Moore S C, Ausió J
Department of Biochemistry and Microbiology, University of Victoria, British Columbia, Canada.
Biochem Biophys Res Commun. 1997 Jan 3;230(1):136-9. doi: 10.1006/bbrc.1996.5903.
We have characterized the hydrodynamic behavior of nucleosome arrays in which the N- and C-terminal "tails" of the histone H2A-H2B and H3-H4 domains have been selectively removed by digestion with immobilized trypsin. The sedimentation coefficient of the polynucleosome fibers lacking the histone H2A-H2B tails exhibited a salt dependence close to that of the non-trypsinized nucleosome arrays. In contrast, the salt-dependent behavior of the H3-H4-trypsinized polynucleosome fibers was found to be closer to that observed for the nucleosome arrays on which all the histones were trypsinized. This indicates that the N- and C-terminal domains of histones H3-H4 play a major role in the folding of the chromatin fiber. Magnesium titration of the polynucleosome fibers consisting of these trypsinized histone octamer hybrids at low ionic strength indicates that the histone H3-H4 tails also play an important role in the association of the polynucleosome fibers. These findings suggest that, after linker histones (histones of the H1 family), the tails of the histone H3-H4 domains are the major players in the processes that lead to the intra-association (folding) and inter-association of the chromatin fiber.
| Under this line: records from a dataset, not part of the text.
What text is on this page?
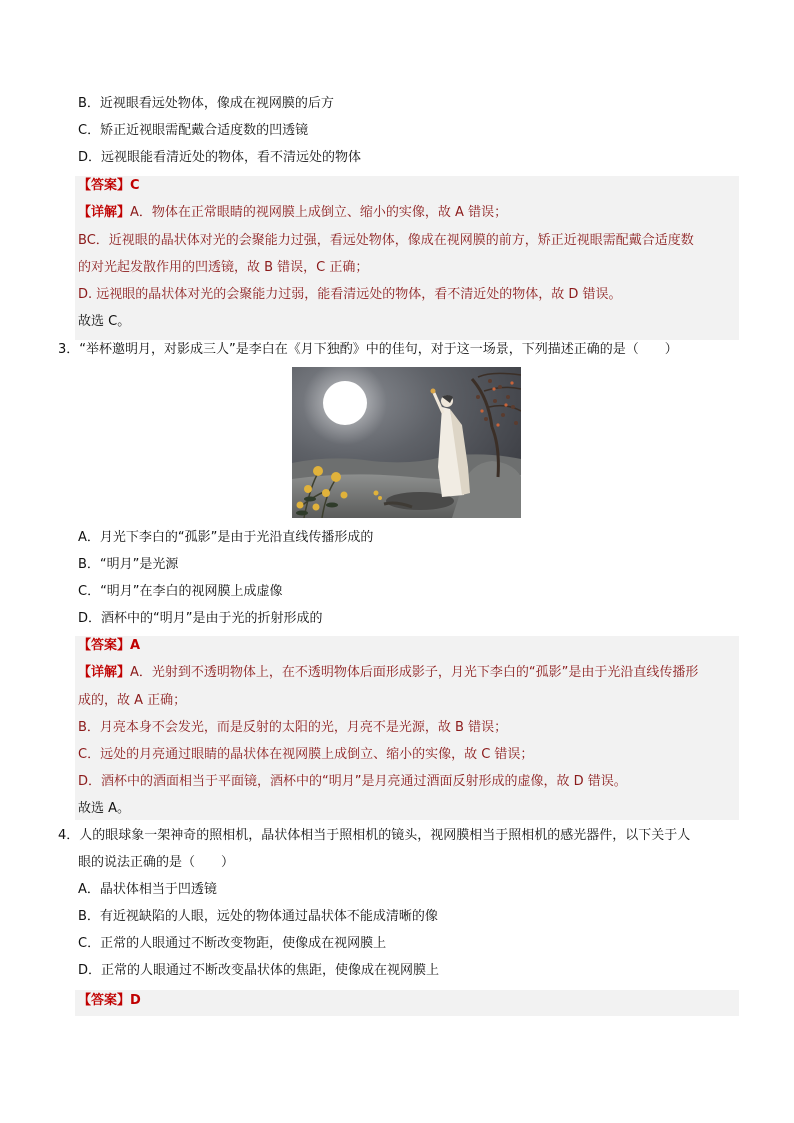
B．近视眼看远处物体，像成在视网膜的后方
C．矫正近视眼需配戴合适度数的凹透镜
D．远视眼能看清近处的物体，看不清远处的物体
【答案】C
【详解】A．物体在正常眼睛的视网膜上成倒立、缩小的实像，故 A 错误；
BC．近视眼的晶状体对光的会聚能力过强，看远处物体，像成在视网膜的前方，矫正近视眼需配戴合适度数
的对光起发散作用的凹透镜，故 B 错误，C 正确；
D. 远视眼的晶状体对光的会聚能力过弱，能看清远处的物体，看不清近处的物体，故 D 错误。
故选 C。
3．“举杯邀明月，对影成三人”是李白在《月下独酌》中的佳句，对于这一场景，下列描述正确的是（　　）
A．月光下李白的“孤影”是由于光沿直线传播形成的
B．“明月”是光源
C．“明月”在李白的视网膜上成虚像
D．酒杯中的“明月”是由于光的折射形成的
【答案】A
【详解】A．光射到不透明物体上，在不透明物体后面形成影子，月光下李白的“孤影”是由于光沿直线传播形
成的，故 A 正确；
B．月亮本身不会发光，而是反射的太阳的光，月亮不是光源，故 B 错误；
C．远处的月亮通过眼睛的晶状体在视网膜上成倒立、缩小的实像，故 C 错误；
D．酒杯中的酒面相当于平面镜，酒杯中的“明月”是月亮通过酒面反射形成的虚像，故 D 错误。
故选 A。
4．人的眼球象一架神奇的照相机，晶状体相当于照相机的镜头，视网膜相当于照相机的感光器件，以下关于人
眼的说法正确的是（　　）
A．晶状体相当于凹透镜
B．有近视缺陷的人眼，远处的物体通过晶状体不能成清晰的像
C．正常的人眼通过不断改变物距，使像成在视网膜上
D．正常的人眼通过不断改变晶状体的焦距，使像成在视网膜上
【答案】D
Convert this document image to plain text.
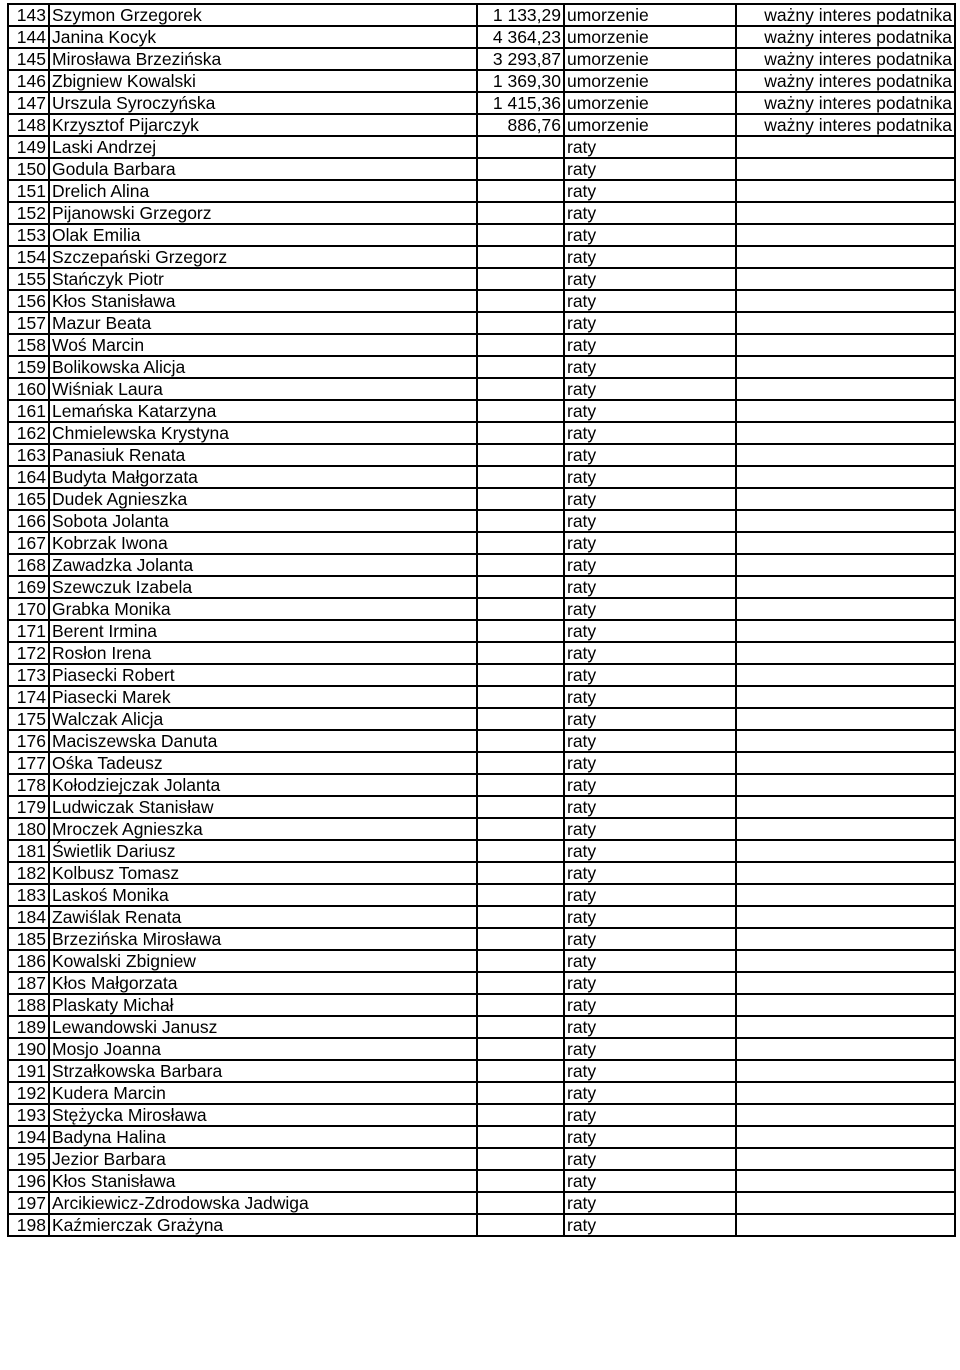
143	Szymon Grzegorek	1 133,29	umorzenie	ważny interes podatnika
144	Janina Kocyk	4 364,23	umorzenie	ważny interes podatnika
145	Mirosława Brzezińska	3 293,87	umorzenie	ważny interes podatnika
146	Zbigniew Kowalski	1 369,30	umorzenie	ważny interes podatnika
147	Urszula Syroczyńska	1 415,36	umorzenie	ważny interes podatnika
148	Krzysztof Pijarczyk	886,76	umorzenie	ważny interes podatnika
149	Laski Andrzej		raty	
150	Godula Barbara		raty	
151	Drelich Alina		raty	
152	Pijanowski Grzegorz		raty	
153	Olak Emilia		raty	
154	Szczepański Grzegorz		raty	
155	Stańczyk Piotr		raty	
156	Kłos Stanisława		raty	
157	Mazur Beata		raty	
158	Woś Marcin		raty	
159	Bolikowska Alicja		raty	
160	Wiśniak Laura		raty	
161	Lemańska Katarzyna		raty	
162	Chmielewska Krystyna		raty	
163	Panasiuk Renata		raty	
164	Budyta Małgorzata		raty	
165	Dudek Agnieszka		raty	
166	Sobota Jolanta		raty	
167	Kobrzak Iwona		raty	
168	Zawadzka Jolanta		raty	
169	Szewczuk Izabela		raty	
170	Grabka Monika		raty	
171	Berent Irmina		raty	
172	Rosłon Irena		raty	
173	Piasecki Robert		raty	
174	Piasecki Marek		raty	
175	Walczak Alicja		raty	
176	Maciszewska Danuta		raty	
177	Ośka Tadeusz		raty	
178	Kołodziejczak Jolanta		raty	
179	Ludwiczak Stanisław		raty	
180	Mroczek Agnieszka		raty	
181	Świetlik Dariusz		raty	
182	Kolbusz Tomasz		raty	
183	Laskoś Monika		raty	
184	Zawiślak Renata		raty	
185	Brzezińska Mirosława		raty	
186	Kowalski Zbigniew		raty	
187	Kłos Małgorzata		raty	
188	Plaskaty Michał		raty	
189	Lewandowski Janusz		raty	
190	Mosjo Joanna		raty	
191	Strzałkowska Barbara		raty	
192	Kudera Marcin		raty	
193	Stężycka Mirosława		raty	
194	Badyna Halina		raty	
195	Jezior Barbara		raty	
196	Kłos Stanisława		raty	
197	Arcikiewicz-Zdrodowska Jadwiga		raty	
198	Kaźmierczak Grażyna		raty	
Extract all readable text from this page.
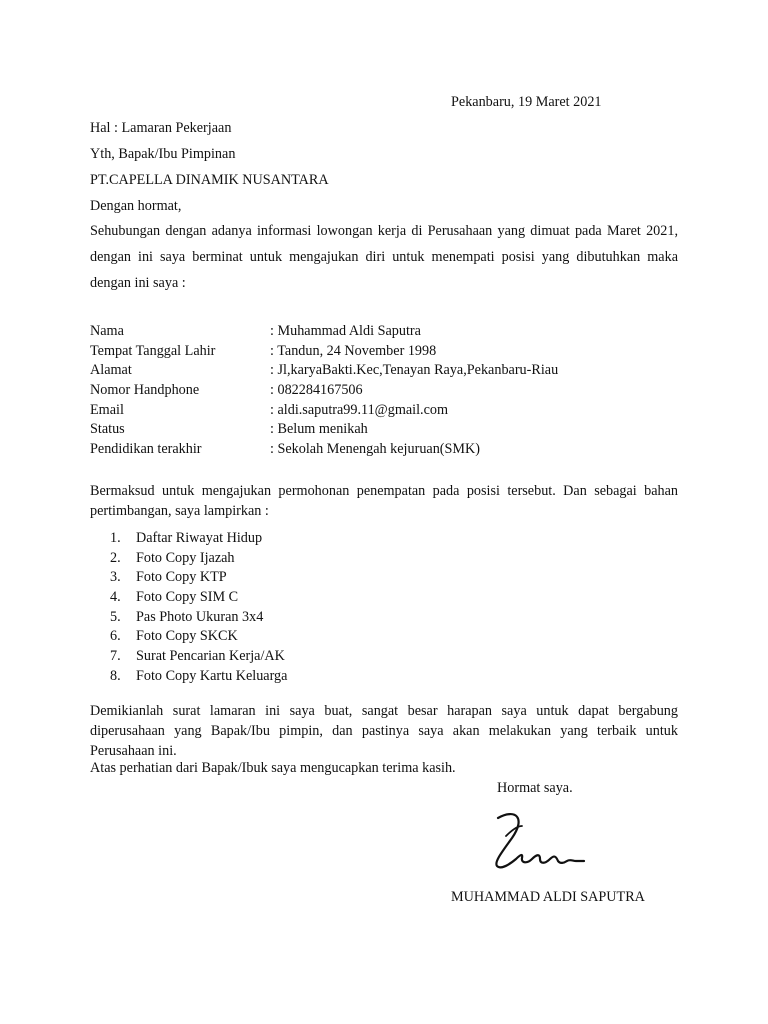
Pekanbaru, 19 Maret 2021
Hal : Lamaran Pekerjaan
Yth, Bapak/Ibu Pimpinan
PT.CAPELLA DINAMIK NUSANTARA
Dengan hormat,
Sehubungan dengan adanya informasi lowongan kerja di Perusahaan yang dimuat pada Maret 2021, dengan ini saya berminat untuk mengajukan diri untuk menempati posisi yang dibutuhkan maka dengan ini saya :
Nama	: Muhammad Aldi Saputra
Tempat Tanggal Lahir	: Tandun, 24 November 1998
Alamat	: Jl,karyaBakti.Kec,Tenayan Raya,Pekanbaru-Riau
Nomor Handphone	: 082284167506
Email	: aldi.saputra99.11@gmail.com
Status	: Belum menikah
Pendidikan terakhir	: Sekolah Menengah kejuruan(SMK)
Bermaksud untuk mengajukan permohonan penempatan pada posisi tersebut. Dan sebagai bahan pertimbangan, saya lampirkan :
1.	Daftar Riwayat Hidup
2.	Foto Copy Ijazah
3.	Foto Copy KTP
4.	Foto Copy SIM C
5.	Pas Photo Ukuran 3x4
6.	Foto Copy SKCK
7.	Surat Pencarian Kerja/AK
8.	Foto Copy Kartu Keluarga
Demikianlah surat lamaran ini saya buat, sangat besar harapan saya untuk dapat bergabung diperusahaan yang Bapak/Ibu pimpin, dan pastinya saya akan melakukan yang terbaik untuk Perusahaan ini.
Atas perhatian dari Bapak/Ibuk saya mengucapkan terima kasih.
Hormat saya.
MUHAMMAD ALDI SAPUTRA
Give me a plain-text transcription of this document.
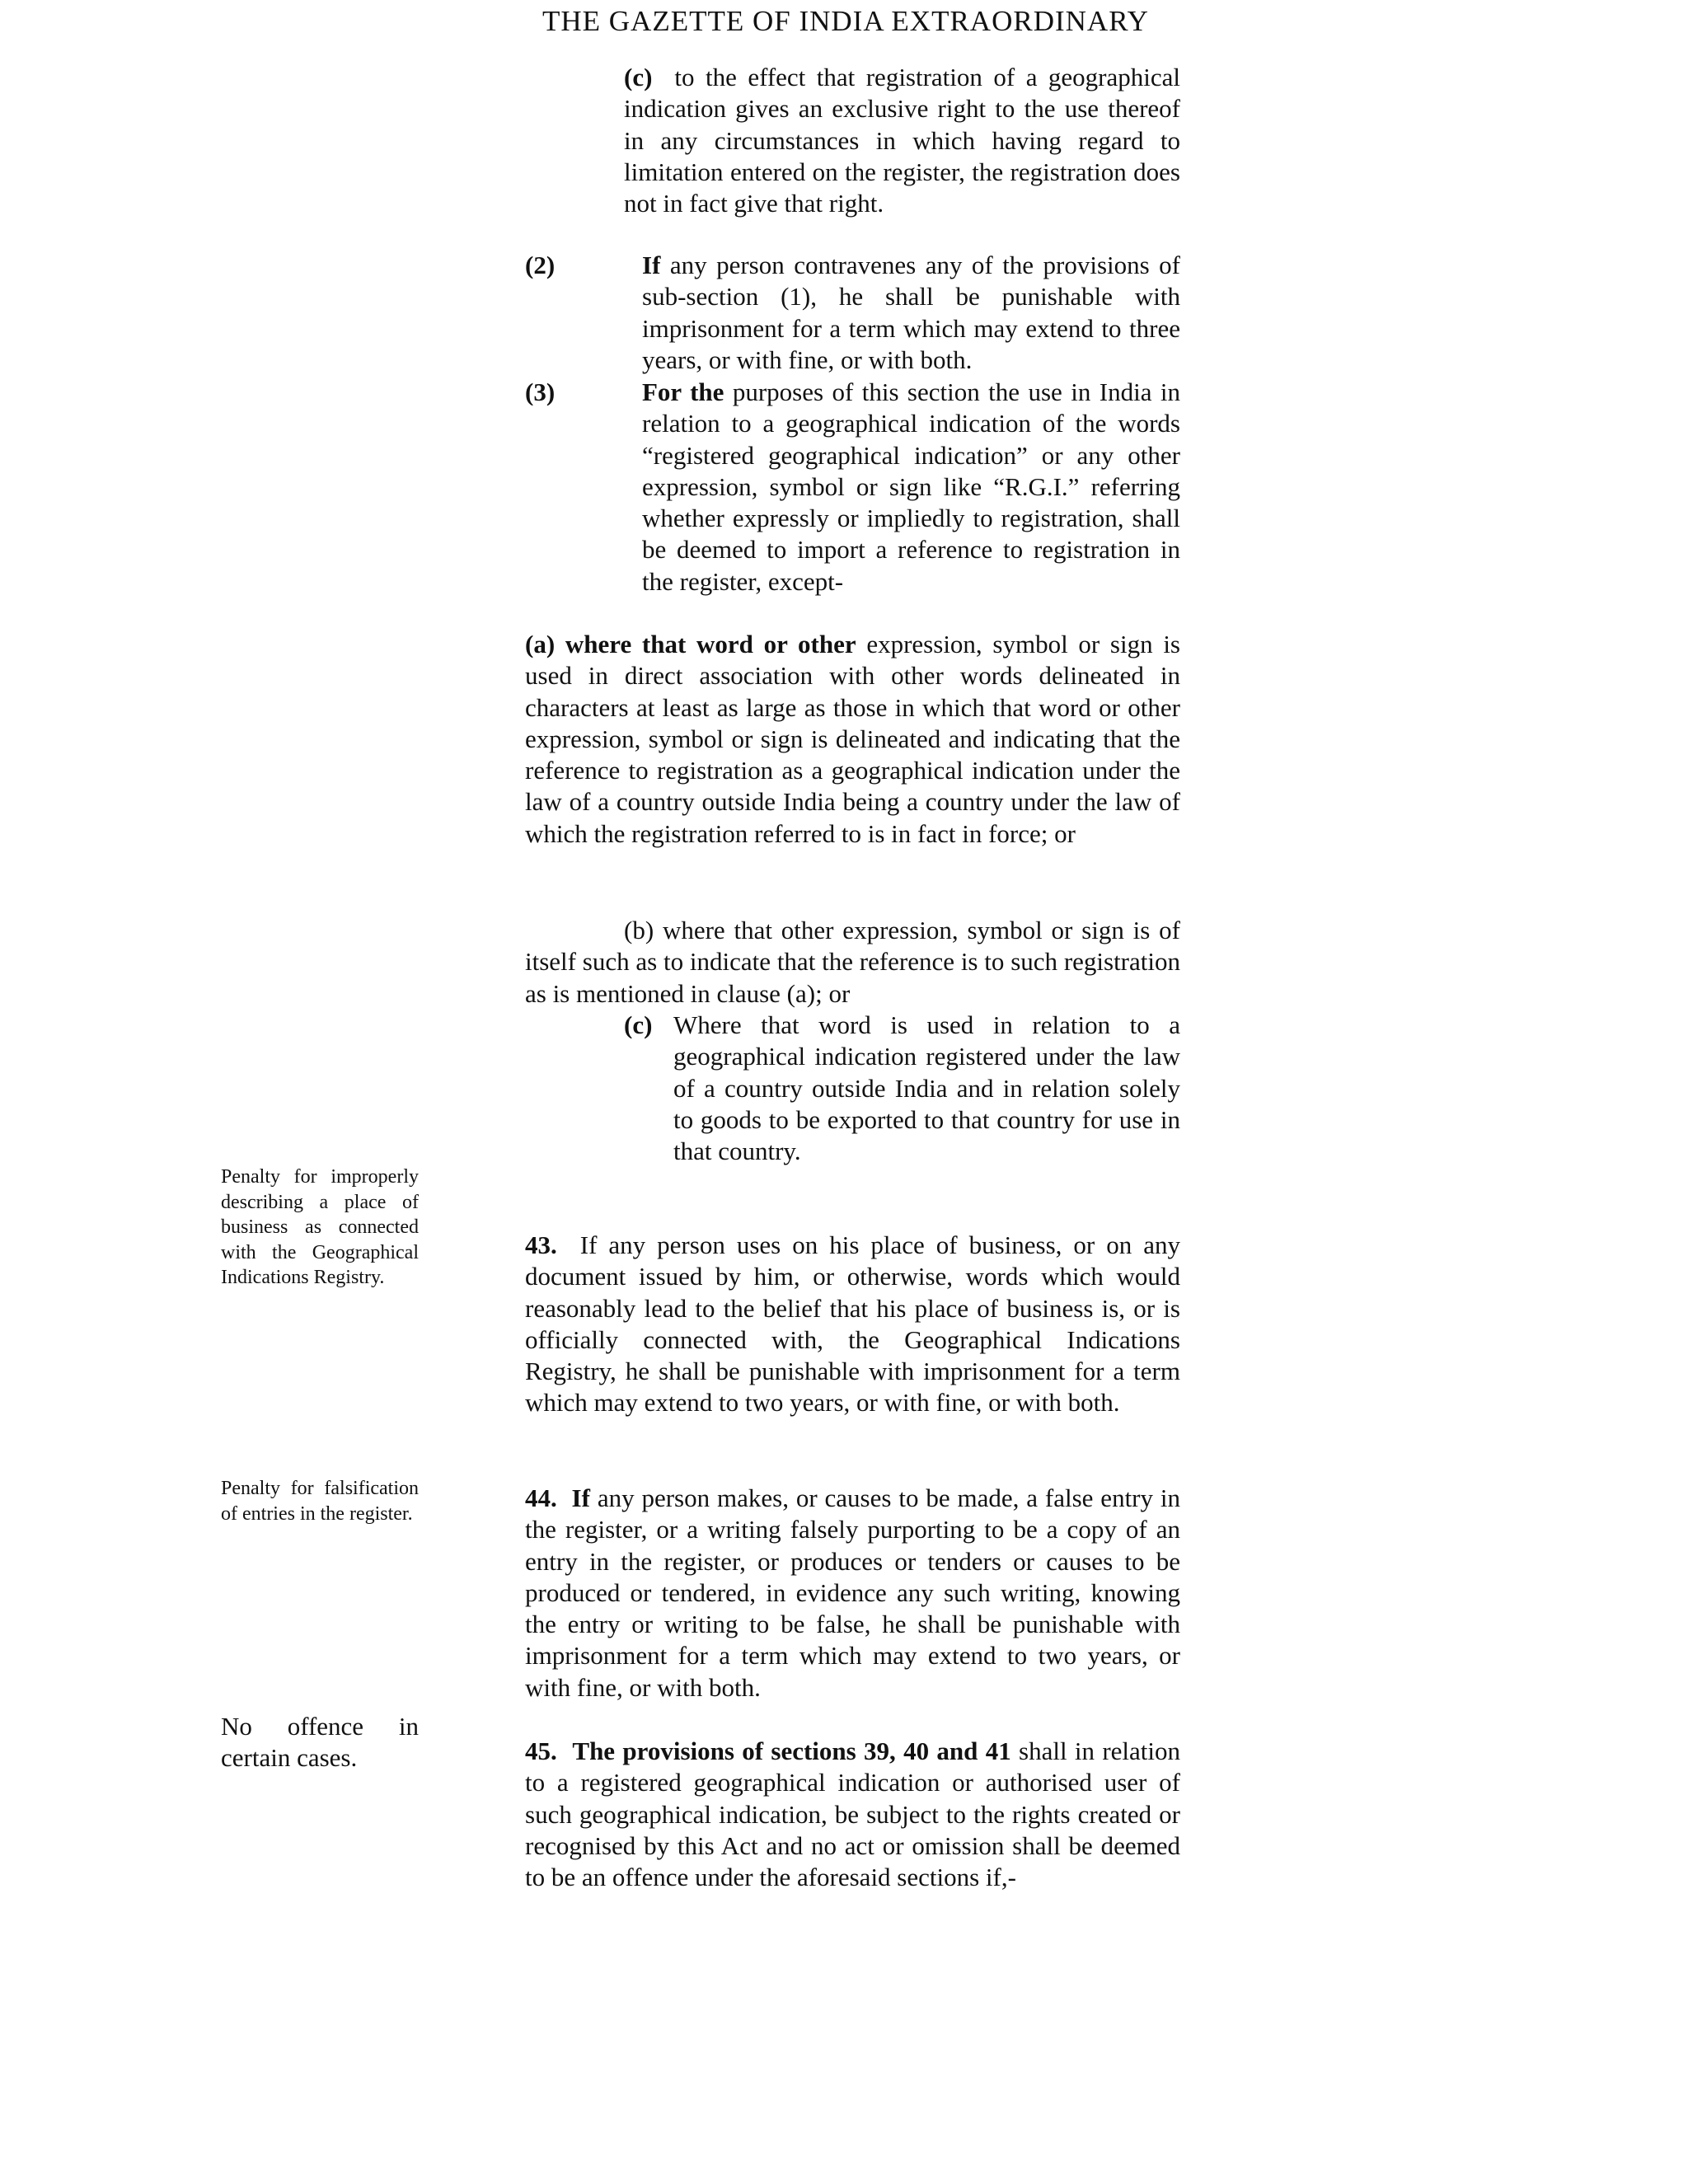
THE GAZETTE OF INDIA EXTRAORDINARY
(c) to the effect that registration of a geographical indication gives an exclusive right to the use thereof in any circumstances in which having regard to limitation entered on the register, the registration does not in fact give that right.
(2)	If any person contravenes any of the provisions of sub-section (1), he shall be punishable with imprisonment for a term which may extend to three years, or with fine, or with both.
(3)	For the purposes of this section the use in India in relation to a geographical indication of the words “registered geographical indication” or any other expression, symbol or sign like “R.G.I.” referring whether expressly or impliedly to registration, shall be deemed to import a reference to registration in the register, except-

(a) where that word or other expression, symbol or sign is used in direct association with other words delineated in characters at least as large as those in which that word or other expression, symbol or sign is delineated and indicating that the reference to registration as a geographical indication under the law of a country outside India being a country under the law of which the registration referred to is in fact in force; or

(b) where that other expression, symbol or sign is of itself such as to indicate that the reference is to such registration as is mentioned in clause (a); or

(c) Where that word is used in relation to a geographical indication registered under the law of a country outside India and in relation solely to goods to be exported to that country for use in that country.
Penalty for improperly describing a place of business as connected with the Geographical Indications Registry.
Penalty for falsification of entries in the register.
No offence in certain cases.

43. If any person uses on his place of business, or on any document issued by him, or otherwise, words which would reasonably lead to the belief that his place of business is, or is officially connected with, the Geographical Indications Registry, he shall be punishable with imprisonment for a term which may extend to two years, or with fine, or with both.

44. If any person makes, or causes to be made, a false entry in the register, or a writing falsely purporting to be a copy of an entry in the register, or produces or tenders or causes to be produced or tendered, in evidence any such writing, knowing the entry or writing to be false, he shall be punishable with imprisonment for a term which may extend to two years, or with fine, or with both.

45. The provisions of sections 39, 40 and 41 shall in relation to a registered geographical indication or authorised user of such geographical indication, be subject to the rights created or recognised by this Act and no act or omission shall be deemed to be an offence under the aforesaid sections if,-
我们已经对核小体阵列的流体动力学行为进行了表征,其中通过固定化胰蛋白酶消化选择性去除了组蛋白H2A-H2B和H3-H4结构域的N端和C端“尾巴”。缺乏组蛋白H2A-H2B尾巴的多核小体纤维的沉降系数表现出与未用胰蛋白酶处理的核小体阵列相近的盐依赖性。相反,发现经H3-H4胰蛋白酶处理的多核小体纤维的盐依赖性行为更接近于对所有组蛋白都进行了胰蛋白酶处理的核小体阵列所观察到的行为。这表明组蛋白H3-H4的N端和C端结构域在染色质纤维的折叠中起主要作用。在低离子强度下对由这些经胰蛋白酶处理的组蛋白八聚体杂种组成的多核小体纤维进行镁滴定表明,组蛋白H3-H4尾巴在多核小体纤维的缔合中也起重要作用。这些发现表明,在连接组蛋白(H1家族的组蛋白)之后,组蛋白H3-H4结构域的尾巴是导致染色质纤维内缔合(折叠)和相互缔合过程中的主要参与者。